For collectors on a limited budget there are other options, such as investing in emerging photographers and focusing on nevertheless breathtaking publications by less-known artists. In 2015, making it among the most successful photography books of the year are, for instance, Alec Soth’s Songbook, selling at $60, or Gilian Laub’s Southern Rites, at $50; Wim Wenders, with a couple of successful exhibition this year as well, has a photo book himself, entitled Written in the West, Revisited, at $40, and Pieter Hugo’s KIN also aims to be worth your while, at $75. Among the most striking and moving of this season's photography books, there are Tiny: Streetwise Revisited, an updated 1988 monograph by Mary Ellen Mark, which she was able to finish shortly before her death this year, and Catherine Opie's anthropological look at Elizabeth Taylor's belongings. Of course, it’s all first and foremost based on what you like, your favourite photographer or photography genre, and within such a versatile medium and a variety of artists, there’s always something for everyone.
What’s also common when it comes to photography books is the fact that some photographers publish on their own. This doesn’t mean that their work isn’t good enough for an esteemed publishing house - it’s simply about an artist deciding to take the matter in their own hands, quite literally, and to do all the relative work by themselves - design, marketing, text if there’s any etc. For photographers, this represents a much cheaper deal, as many traditional and independent publishers ask a lot of money up-front. Many agree that the best way to do so is through print on demand and e-publishing, and there are a few websites out there that specialise in this sort of thing, such as blurb, selfpublishbehappy and indiephotobooklibrary. Sometimes these photography books don’t get a physical edition and are only released as .pdf forms and other times they do become tangible, and good examples of their craft too. Let’s not forget many photographers who sell through their own websites, so make sure you look for them while you’re browsing.
If you’re a newbie at collecting photography books, the best way to start is to buy from established dealers and publishers. But before you do, when deciding how to put together a collection of photo books, apply the same criteria as you would for photographic prints. Rarity, condition, provenance, and especially the artist's signature are all key factors in determining the current and future value of a collectible book. Like prints, they also come in editions, so it’s always good to check how many copies are there, as this too affects the price.
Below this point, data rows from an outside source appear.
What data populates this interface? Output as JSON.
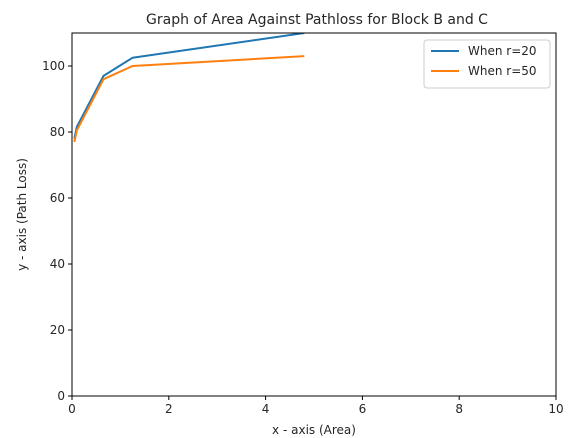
{
  "chart_data": {
    "type": "line",
    "title": "Graph of  Area Against Pathloss for Block B and C",
    "xlabel": "x - axis (Area)",
    "ylabel": "y - axis (Path Loss)",
    "xlim": [
      0,
      10
    ],
    "ylim": [
      0,
      110
    ],
    "xticks": [
      0,
      2,
      4,
      6,
      8,
      10
    ],
    "yticks": [
      0,
      20,
      40,
      60,
      80,
      100
    ],
    "grid": false,
    "legend_position": "top-right",
    "series": [
      {
        "name": "When r=20",
        "color": "#1f77b4",
        "x": [
          0.05,
          0.1,
          0.65,
          1.25,
          4.8
        ],
        "y": [
          78,
          81.5,
          97,
          102.5,
          110
        ]
      },
      {
        "name": "When r=50",
        "color": "#ff7f0e",
        "x": [
          0.05,
          0.1,
          0.65,
          1.25,
          4.8
        ],
        "y": [
          77,
          80.5,
          96,
          100,
          103
        ]
      }
    ]
  }
}
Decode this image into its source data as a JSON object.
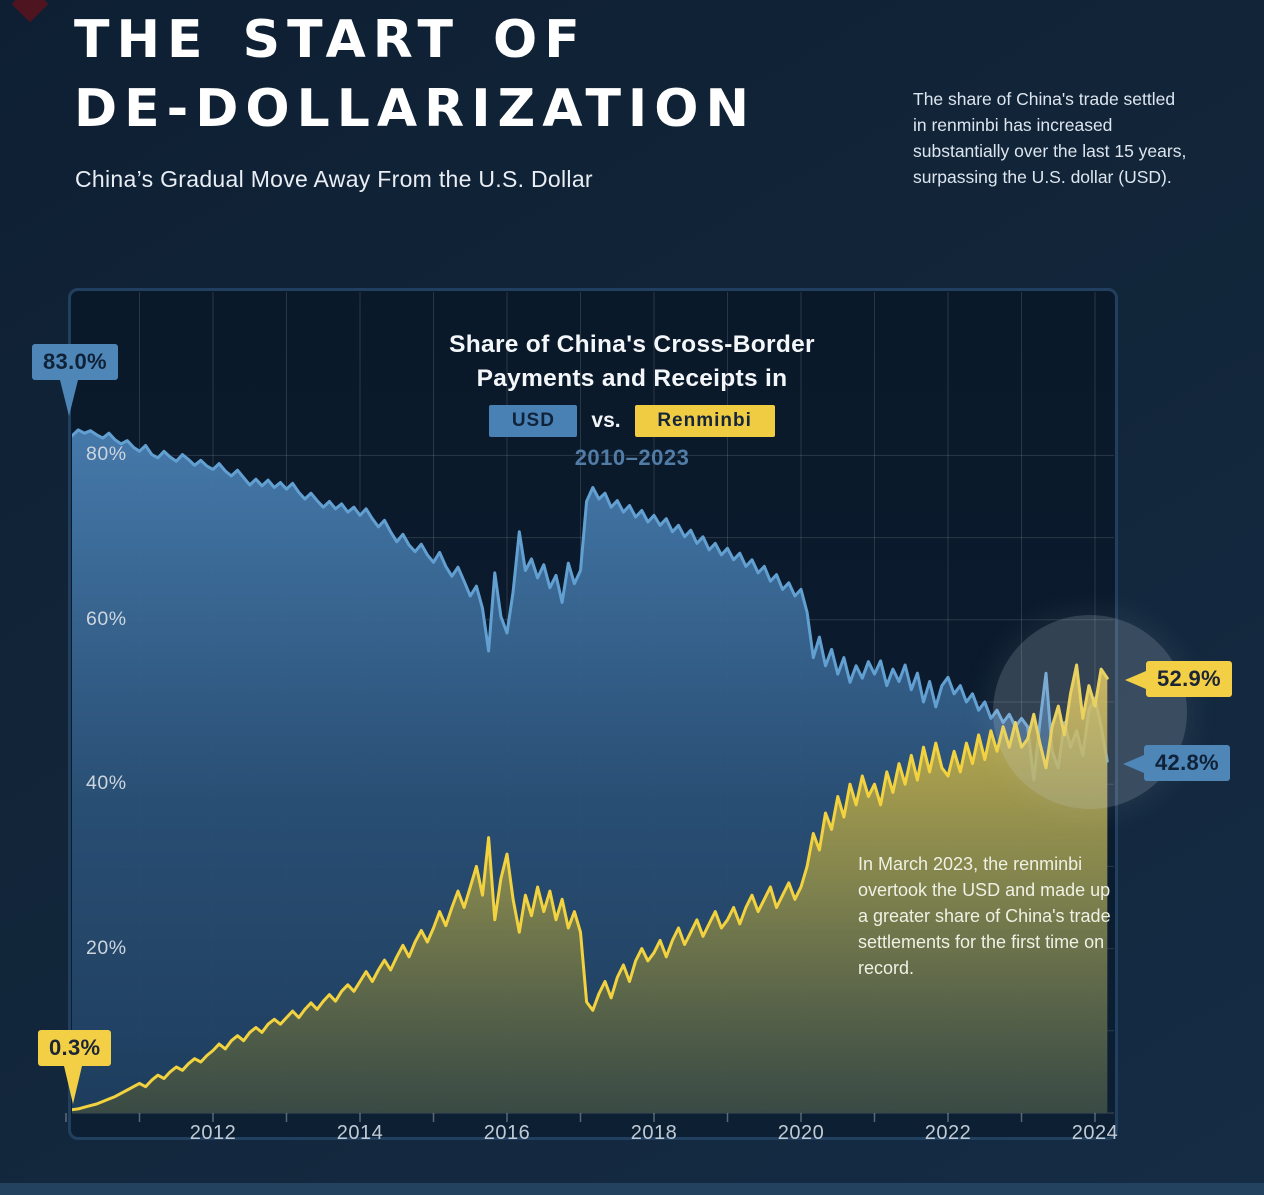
{
  "header": {
    "title_line1": "THE START OF",
    "title_line2": "DE-DOLLARIZATION",
    "subtitle": "China’s Gradual Move Away From the U.S. Dollar",
    "intro": "The share of China's trade settled in renminbi has increased substantially over the last 15 years, surpassing the U.S. dollar (USD)."
  },
  "chart": {
    "title_line1": "Share of China's Cross-Border",
    "title_line2": "Payments and Receipts in",
    "legend": {
      "usd_label": "USD",
      "vs_label": "vs.",
      "rmb_label": "Renminbi"
    },
    "callouts": {
      "usd_start": "83.0%",
      "rmb_start": "0.3%",
      "rmb_end": "52.9%",
      "usd_end": "42.8%"
    },
    "colors": {
      "usd_fill_top": "#477cae",
      "usd_fill_bottom": "#1f3f60",
      "usd_line": "#63a0d2",
      "rmb_fill_top": "#f0cb45",
      "rmb_fill_bottom": "#4f5530",
      "rmb_line": "#f2d23f",
      "grid": "rgba(255,255,255,0.13)",
      "tick": "rgba(255,255,255,0.32)",
      "panel_border": "#21405f",
      "accent_blue": "#4a81b4",
      "accent_yellow": "#f0cc43"
    }
  },
  "chart_data": {
    "type": "area",
    "title": "Share of China's Cross-Border Payments and Receipts in USD vs. Renminbi",
    "subtitle_period": "2010–2023",
    "x_unit": "monthly",
    "x_start_year": 2010,
    "x_end": "2024-03",
    "xlim": [
      2010,
      2024.4
    ],
    "ylim": [
      0,
      88
    ],
    "grid": true,
    "legend_position": "top",
    "y_ticks": [
      {
        "value": 80,
        "label": "80%"
      },
      {
        "value": 60,
        "label": "60%"
      },
      {
        "value": 40,
        "label": "40%"
      },
      {
        "value": 20,
        "label": "20%"
      }
    ],
    "x_ticks": [
      {
        "value": 2012,
        "label": "2012"
      },
      {
        "value": 2014,
        "label": "2014"
      },
      {
        "value": 2016,
        "label": "2016"
      },
      {
        "value": 2018,
        "label": "2018"
      },
      {
        "value": 2020,
        "label": "2020"
      },
      {
        "value": 2022,
        "label": "2022"
      },
      {
        "value": 2024,
        "label": "2024"
      }
    ],
    "annotations": [
      {
        "text": "In March 2023, the renminbi overtook the USD and made up a greater share of China's trade settlements for the first time on record.",
        "x": "2023-03"
      }
    ],
    "series": [
      {
        "name": "USD",
        "color": "#4a81b4",
        "start_value": 83.0,
        "end_value": 42.8,
        "values": [
          83.0,
          82.4,
          83.1,
          82.7,
          83.0,
          82.5,
          82.1,
          82.7,
          81.9,
          81.4,
          81.8,
          81.0,
          80.5,
          81.2,
          80.1,
          79.7,
          80.5,
          79.8,
          79.3,
          80.1,
          79.5,
          78.8,
          79.4,
          78.7,
          78.3,
          79.0,
          78.1,
          77.5,
          78.2,
          77.3,
          76.4,
          77.1,
          76.3,
          77.0,
          76.1,
          76.7,
          75.9,
          76.6,
          75.5,
          74.7,
          75.4,
          74.5,
          73.7,
          74.4,
          73.5,
          74.1,
          73.1,
          73.7,
          72.7,
          73.5,
          72.3,
          71.3,
          72.1,
          70.7,
          69.5,
          70.4,
          69.1,
          68.3,
          69.2,
          67.9,
          67.0,
          68.2,
          66.5,
          65.3,
          66.4,
          64.7,
          62.9,
          64.1,
          61.4,
          56.2,
          65.7,
          60.4,
          58.4,
          63.4,
          70.7,
          66.0,
          67.4,
          65.1,
          66.7,
          63.9,
          65.4,
          62.1,
          66.9,
          64.4,
          66.0,
          74.4,
          76.1,
          74.7,
          75.4,
          73.7,
          74.5,
          73.1,
          73.9,
          72.5,
          73.3,
          71.9,
          72.7,
          71.5,
          72.3,
          70.7,
          71.5,
          70.1,
          70.9,
          69.3,
          70.1,
          68.5,
          69.3,
          67.9,
          68.7,
          67.3,
          68.1,
          66.5,
          67.3,
          65.7,
          66.5,
          64.7,
          65.5,
          63.7,
          64.5,
          62.9,
          63.7,
          60.9,
          55.4,
          57.9,
          54.4,
          56.4,
          53.4,
          55.4,
          52.4,
          54.4,
          52.9,
          54.9,
          53.4,
          55.0,
          52.0,
          54.0,
          52.5,
          54.5,
          51.5,
          53.5,
          50.0,
          52.5,
          49.4,
          52.0,
          53.0,
          51.0,
          52.0,
          50.0,
          51.0,
          49.0,
          50.0,
          48.0,
          49.0,
          47.5,
          48.5,
          47.0,
          48.0,
          47.0,
          40.5,
          47.5,
          53.5,
          44.0,
          42.0,
          47.5,
          44.5,
          46.5,
          43.5,
          49.0,
          50.5,
          47.0,
          42.8
        ]
      },
      {
        "name": "Renminbi",
        "color": "#f0cc43",
        "start_value": 0.3,
        "end_value": 52.9,
        "values": [
          0.3,
          0.4,
          0.5,
          0.7,
          0.9,
          1.1,
          1.4,
          1.7,
          2.0,
          2.4,
          2.8,
          3.2,
          3.6,
          3.2,
          4.0,
          4.6,
          4.2,
          5.0,
          5.6,
          5.2,
          6.0,
          6.6,
          6.2,
          7.0,
          7.6,
          8.4,
          7.8,
          8.8,
          9.4,
          8.8,
          9.8,
          10.4,
          9.8,
          10.8,
          11.4,
          10.8,
          11.6,
          12.4,
          11.6,
          12.6,
          13.4,
          12.6,
          13.6,
          14.4,
          13.6,
          14.8,
          15.6,
          14.8,
          16.0,
          17.2,
          16.0,
          17.4,
          18.6,
          17.4,
          19.0,
          20.4,
          19.0,
          20.8,
          22.2,
          20.8,
          22.5,
          24.5,
          22.8,
          25.0,
          27.0,
          25.0,
          27.5,
          30.0,
          26.5,
          33.5,
          23.5,
          28.5,
          31.5,
          26.0,
          22.0,
          26.5,
          24.0,
          27.5,
          24.5,
          27.0,
          23.5,
          26.0,
          22.5,
          24.5,
          22.0,
          13.5,
          12.5,
          14.5,
          16.0,
          14.0,
          16.5,
          18.0,
          16.0,
          18.5,
          20.0,
          18.5,
          19.5,
          21.0,
          19.0,
          21.0,
          22.5,
          20.5,
          22.0,
          23.5,
          21.5,
          23.0,
          24.5,
          22.5,
          23.5,
          25.0,
          23.0,
          25.0,
          26.5,
          24.5,
          26.0,
          27.5,
          25.0,
          26.5,
          28.0,
          26.0,
          27.5,
          30.0,
          34.0,
          32.0,
          36.5,
          34.5,
          38.5,
          36.0,
          40.0,
          37.5,
          41.0,
          38.5,
          40.0,
          37.5,
          41.5,
          39.0,
          42.5,
          40.0,
          43.5,
          40.5,
          44.5,
          41.5,
          45.0,
          42.0,
          41.0,
          44.0,
          41.5,
          45.0,
          42.5,
          46.0,
          43.0,
          46.5,
          44.0,
          47.0,
          44.5,
          47.5,
          44.5,
          45.5,
          48.5,
          45.0,
          42.0,
          47.0,
          49.5,
          46.0,
          51.0,
          54.5,
          48.0,
          52.0,
          49.5,
          54.0,
          52.9
        ]
      }
    ]
  }
}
Once you got it all figured out, you can check out the many high quality books publishers, such as Aperture, Lodima Press, Lumber Press, Nazraeli Press, 21st, powerhouse books, Taschen, and Twin Palms. Specialized online dealers include photobookstore, photo-eye and abebooks. Of course, big international publishers such as Rizzoli, Phaidon, Thames and Hudson and others offer photo books too, so be on the lookout for those as well.
Like for books in general, making your own collection of photography books is a great pleasure, which requires time, knowledge and patience. But once you see it grow, it turns into a proper little treasure, of which your shelves and bookcases just can’t get enough.
All images used for illustrative purposes only.